“A robust doctrine of the ascension in the flesh can influence, and even transform, the life of the present-day church in the west. The very nature of the church is determined by the condition and location of her Lord, the head of His body. Jesus is in heaven, yet we, His people, are here on earth. The church exists with a palpable sense of incompleteness in this present world. We are strangers here, but passing through on our way to be reunited with Jesus in heaven.
We realize simultaneously, however, that our Christ who has left us here has yet retained our humanity, our very flesh and soul in Himself. So though He is absent from sight, we know that He remains interested in this world and these people. He is vitally connected to us through His Spirit; the physically absent Son is present by means of His Spirit whom He pours upon us. The church, while it longs for Him in these days of separation, is yet energized by His spiritual presence. He is known to us in the breaking of the bread and the preaching of the Word. Moreover, He has promised to return.
Jesus is not finished with us or this world. So we trust that we sojourn here through these difficult years for a reason.

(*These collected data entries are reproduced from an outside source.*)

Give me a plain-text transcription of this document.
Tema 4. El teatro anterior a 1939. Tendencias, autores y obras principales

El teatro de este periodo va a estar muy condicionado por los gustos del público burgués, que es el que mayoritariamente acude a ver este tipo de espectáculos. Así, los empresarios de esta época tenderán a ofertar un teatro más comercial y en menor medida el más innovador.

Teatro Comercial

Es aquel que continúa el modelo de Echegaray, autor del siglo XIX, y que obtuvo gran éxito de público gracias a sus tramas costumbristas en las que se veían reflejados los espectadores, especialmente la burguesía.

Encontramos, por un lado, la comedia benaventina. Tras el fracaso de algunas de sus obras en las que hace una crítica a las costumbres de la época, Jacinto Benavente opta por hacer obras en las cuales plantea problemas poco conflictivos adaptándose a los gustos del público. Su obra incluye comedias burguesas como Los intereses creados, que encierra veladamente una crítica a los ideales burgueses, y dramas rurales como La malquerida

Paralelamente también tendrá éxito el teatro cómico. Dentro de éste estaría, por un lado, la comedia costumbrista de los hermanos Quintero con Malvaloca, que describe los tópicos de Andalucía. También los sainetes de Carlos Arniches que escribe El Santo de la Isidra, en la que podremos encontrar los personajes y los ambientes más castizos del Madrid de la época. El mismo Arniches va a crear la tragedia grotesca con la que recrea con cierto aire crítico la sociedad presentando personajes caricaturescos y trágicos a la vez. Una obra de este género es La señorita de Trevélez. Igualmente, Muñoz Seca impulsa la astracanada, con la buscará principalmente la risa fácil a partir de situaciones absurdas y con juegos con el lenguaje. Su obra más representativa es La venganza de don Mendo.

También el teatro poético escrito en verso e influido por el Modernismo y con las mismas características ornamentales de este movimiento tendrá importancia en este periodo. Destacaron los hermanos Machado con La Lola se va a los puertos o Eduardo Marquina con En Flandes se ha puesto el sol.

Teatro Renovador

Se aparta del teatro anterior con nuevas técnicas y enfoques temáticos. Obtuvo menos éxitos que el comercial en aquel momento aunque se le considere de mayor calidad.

Indeed, the church is ever directed to recall her mandate. We have been sent as the body of Christ to this world on the very mission of Jesus to proclaim His gospel and enact His love. This present age, then, is an interim time between the first and second comings of Christ. Our home is in heaven; our work is in the world. A proper understanding of the ascension is crucial to maintaining a proper perspective on Jesus’ presence and absence, and therefore the key to a correct, and fruitful, relationship to the world.”
–Gerrit Scott Dawson, Jesus Ascended: The Meaning of Christ’s Continuing Incarnation (Phillipsburg, NJ: P&R Publishing, 2004), pp. 143-44.